Author:Hanna Dare [Dare, Hanna]
Language: eng
Format: epub
Published: 2016-07-13T18:30:00+00:00

CHAPTER TEN

The words, “Derek Folsom is in jail,” seemed to hang in the air, but Megan chattered on, oblivious to the glowing, neon flash of her sentence.

“It’s been two or three weeks now, I guess? No one’s exactly sure what for, but opinions pretty even between drugs, stealing stuff, or getting into a fight.” She quirked her mouth. “I heard he killed a man in Reno.”

“What?”

Megan seemed awestruck by Conor’s shocked expression. “Did I actually just make a music reference that you didn’t get? This is a historic day.”

“No, Johnny Cash, I get it. Of course.” He felt like he was in a daze. “I’m gonna… go to homeroom.”

“Didn’t you want to go to your locker first?”

Conor shook his head, already walking away. “I can’t remember the combination anyway.”

Conor sat through his classes, not bothered by the stares or the whispers, or even the semi-sarcastic tone some of his teachers took when they said, “Welcome back, Mr. Gillis.”

He did agree and smile politely when two girls in Biology—one of them had outright refused to be his lab partner at the start of the school year—asked him for pictures with them. And when someone else asked him about what Kai was really like, Conor’s reply was, “Very professional.”
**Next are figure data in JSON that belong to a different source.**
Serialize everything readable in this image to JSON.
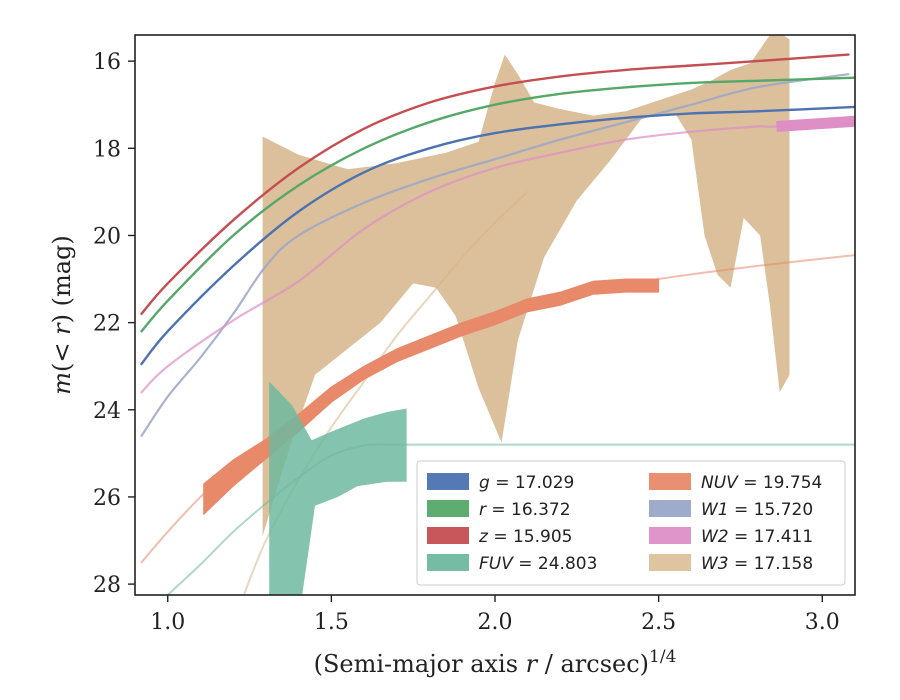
{
  "chart_data": {
    "type": "line",
    "xlabel": "(Semi-major axis r / arcsec)^1/4",
    "ylabel": "m(< r) (mag)",
    "xlim": [
      0.9,
      3.1
    ],
    "ylim": [
      28.25,
      15.4
    ],
    "y_inverted": true,
    "xticks": [
      "1.0",
      "1.5",
      "2.0",
      "2.5",
      "3.0"
    ],
    "yticks": [
      "16",
      "18",
      "20",
      "22",
      "24",
      "26",
      "28"
    ],
    "grid": false,
    "legend_position": "lower-right",
    "legend_columns": 2,
    "legend": [
      {
        "band": "g",
        "text": "= 17.029",
        "color": "#4c72b0",
        "italic": true
      },
      {
        "band": "r",
        "text": "= 16.372",
        "color": "#55a868",
        "italic": true
      },
      {
        "band": "z",
        "text": "= 15.905",
        "color": "#c44e52",
        "italic": true
      },
      {
        "band": "FUV",
        "text": "= 24.803",
        "color": "#6fb89f",
        "italic": true
      },
      {
        "band": "NUV",
        "text": "= 19.754",
        "color": "#e8896a",
        "italic": true
      },
      {
        "band": "W1",
        "text": "= 15.720",
        "color": "#9aa6c8",
        "italic": true
      },
      {
        "band": "W2",
        "text": "= 17.411",
        "color": "#dd8fc6",
        "italic": true
      },
      {
        "band": "W3",
        "text": "= 17.158",
        "color": "#d6b589",
        "italic": true
      }
    ],
    "series": [
      {
        "name": "W3",
        "color": "#d6b589",
        "band_upper": [
          [
            1.29,
            17.73
          ],
          [
            1.4,
            18.15
          ],
          [
            1.55,
            18.48
          ],
          [
            1.7,
            18.34
          ],
          [
            1.85,
            18.1
          ],
          [
            1.95,
            17.85
          ],
          [
            2.0,
            16.5
          ],
          [
            2.03,
            15.85
          ],
          [
            2.07,
            16.3
          ],
          [
            2.12,
            16.95
          ],
          [
            2.2,
            17.1
          ],
          [
            2.3,
            17.25
          ],
          [
            2.4,
            17.15
          ],
          [
            2.5,
            16.9
          ],
          [
            2.6,
            16.65
          ],
          [
            2.66,
            16.45
          ],
          [
            2.72,
            16.2
          ],
          [
            2.78,
            16.05
          ],
          [
            2.84,
            15.4
          ],
          [
            2.88,
            15.4
          ],
          [
            2.9,
            15.5
          ]
        ],
        "band_lower": [
          [
            2.9,
            23.2
          ],
          [
            2.87,
            23.6
          ],
          [
            2.84,
            21.6
          ],
          [
            2.81,
            20.0
          ],
          [
            2.76,
            19.6
          ],
          [
            2.72,
            21.2
          ],
          [
            2.68,
            20.9
          ],
          [
            2.64,
            20.0
          ],
          [
            2.6,
            17.8
          ],
          [
            2.55,
            17.2
          ],
          [
            2.45,
            17.3
          ],
          [
            2.35,
            18.3
          ],
          [
            2.25,
            19.2
          ],
          [
            2.15,
            20.5
          ],
          [
            2.07,
            22.4
          ],
          [
            2.02,
            24.75
          ],
          [
            1.95,
            23.5
          ],
          [
            1.88,
            21.85
          ],
          [
            1.82,
            21.2
          ],
          [
            1.75,
            21.1
          ],
          [
            1.65,
            22.0
          ],
          [
            1.55,
            22.6
          ],
          [
            1.45,
            23.2
          ],
          [
            1.38,
            24.7
          ],
          [
            1.33,
            25.9
          ],
          [
            1.29,
            26.9
          ]
        ]
      },
      {
        "name": "W3-extrapolation",
        "color": "#d6b589",
        "x": [
          1.23,
          1.3,
          1.4,
          1.5,
          1.6,
          1.7,
          1.8,
          1.9,
          2.0,
          2.1
        ],
        "y": [
          28.3,
          27.0,
          25.6,
          24.4,
          23.35,
          22.3,
          21.4,
          20.5,
          19.7,
          19.0
        ]
      },
      {
        "name": "NUV-extrapolation",
        "color": "#e8896a",
        "x": [
          0.92,
          1.0,
          1.1,
          1.2,
          1.3,
          1.4,
          1.5,
          1.6,
          1.8,
          2.0,
          2.2,
          2.5,
          2.8,
          3.1
        ],
        "y": [
          27.5,
          26.8,
          26.0,
          25.3,
          24.75,
          24.15,
          23.55,
          23.1,
          22.35,
          21.8,
          21.4,
          21.0,
          20.7,
          20.45
        ]
      },
      {
        "name": "NUV",
        "color": "#e8896a",
        "x": [
          1.11,
          1.2,
          1.3,
          1.4,
          1.5,
          1.6,
          1.7,
          1.8,
          1.9,
          2.0,
          2.1,
          2.2,
          2.3,
          2.4,
          2.5
        ],
        "y": [
          26.05,
          25.45,
          24.9,
          24.3,
          23.65,
          23.15,
          22.75,
          22.45,
          22.15,
          21.9,
          21.6,
          21.45,
          21.2,
          21.15,
          21.15
        ],
        "width": [
          0.7,
          0.6,
          0.45,
          0.4,
          0.35,
          0.3,
          0.3,
          0.3,
          0.3,
          0.3,
          0.3,
          0.3,
          0.3,
          0.3,
          0.3
        ]
      },
      {
        "name": "FUV-extrapolation",
        "color": "#6fb89f",
        "x": [
          1.0,
          1.1,
          1.2,
          1.3,
          1.4,
          1.5,
          1.6,
          1.7,
          2.0,
          2.5,
          3.1
        ],
        "y": [
          28.25,
          27.55,
          26.8,
          26.15,
          25.55,
          25.05,
          24.82,
          24.8,
          24.8,
          24.8,
          24.8
        ]
      },
      {
        "name": "FUV",
        "color": "#6fb89f",
        "band_upper": [
          [
            1.31,
            23.35
          ],
          [
            1.38,
            23.9
          ],
          [
            1.44,
            24.7
          ],
          [
            1.5,
            24.5
          ],
          [
            1.6,
            24.2
          ],
          [
            1.67,
            24.05
          ],
          [
            1.73,
            23.97
          ]
        ],
        "band_lower": [
          [
            1.73,
            25.65
          ],
          [
            1.67,
            25.65
          ],
          [
            1.58,
            25.75
          ],
          [
            1.52,
            26.0
          ],
          [
            1.45,
            26.2
          ],
          [
            1.41,
            28.3
          ],
          [
            1.31,
            28.3
          ]
        ]
      },
      {
        "name": "W1",
        "color": "#9aa6c8",
        "x": [
          0.92,
          1.0,
          1.1,
          1.2,
          1.3,
          1.4,
          1.6,
          1.8,
          2.0,
          2.2,
          2.4,
          2.6,
          2.8,
          3.08
        ],
        "y": [
          24.6,
          23.7,
          22.8,
          21.8,
          20.7,
          20.0,
          19.25,
          18.7,
          18.25,
          17.8,
          17.4,
          17.0,
          16.6,
          16.3
        ]
      },
      {
        "name": "W2",
        "color": "#dd8fc6",
        "x": [
          0.92,
          1.0,
          1.2,
          1.4,
          1.6,
          1.8,
          2.0,
          2.2,
          2.4,
          2.6,
          2.8,
          2.86,
          3.1
        ],
        "y": [
          23.6,
          23.0,
          21.95,
          21.05,
          19.85,
          19.0,
          18.45,
          18.1,
          17.8,
          17.62,
          17.5,
          17.5,
          17.38
        ]
      },
      {
        "name": "g",
        "color": "#4c72b0",
        "x": [
          0.92,
          1.0,
          1.2,
          1.4,
          1.6,
          1.8,
          2.0,
          2.2,
          2.4,
          2.6,
          2.8,
          3.1
        ],
        "y": [
          22.95,
          22.2,
          20.7,
          19.45,
          18.55,
          18.0,
          17.65,
          17.45,
          17.3,
          17.2,
          17.15,
          17.05
        ]
      },
      {
        "name": "r",
        "color": "#55a868",
        "x": [
          0.92,
          1.0,
          1.2,
          1.4,
          1.6,
          1.8,
          2.0,
          2.2,
          2.4,
          2.6,
          2.8,
          3.1
        ],
        "y": [
          22.2,
          21.5,
          20.0,
          18.85,
          18.0,
          17.4,
          17.0,
          16.75,
          16.6,
          16.5,
          16.45,
          16.38
        ]
      },
      {
        "name": "z",
        "color": "#c44e52",
        "x": [
          0.92,
          1.0,
          1.2,
          1.4,
          1.6,
          1.8,
          2.0,
          2.2,
          2.4,
          2.6,
          2.8,
          3.08
        ],
        "y": [
          21.8,
          21.1,
          19.65,
          18.45,
          17.55,
          16.95,
          16.58,
          16.35,
          16.2,
          16.1,
          16.0,
          15.85
        ]
      }
    ]
  }
}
He was on autopilot for most of the morning, which was fine because all the other seniors were, too. It was almost the end of the year; no one cared about school anymore, just what came next. Conor was so lost in his thoughts that at lunch his feet took him automatically not to the once-dreaded cafeteria, but to the old, abandoned music room, where he had usually hidden himself away. He put a hand on the doorknob, but it was unyielding in his hand. Locked. He was surprised enough by this that he just stood there, rattling the door, expecting it to open the way it always had.

“That door’s never open,” a small, squeaky voice said.

Conor turned. Two girls, ninth graders, by how small and unformed they looked, were staring at him.

“It used to be,” Conor said, finally releasing the doorknob. He wondered what had happened to all the instruments. Were they still in there, moldering away with the carpet? The girls offered no further comment and huddled together, seemingly on the verge of nervous giggles as they looked at him.

He changed his expression to something more blankly polite. “Thanks,” he said, about to go, but then he stopped. “Hey, do either of you know Maggie Folsom?” he asked.

They looked at him, somewhat shocked. “She’s in our grade?” one said uncertainly.

“Do you know where I could find her right now? Maybe in the cafeteria?”

They both shook their heads, teen scorn overcoming any nervousness. “Unlikely,” one said.

“Unless it’s to steal food,” added the other.

Conor smiled patiently. “So then where would she be?”

“The ditch?”

“Yeah, she’s a total ditch pig.”

Conor’s smile grew thin. “Thanks,” he said, and turned away.

“We love you Conor!” they called after him as he walked down the hall.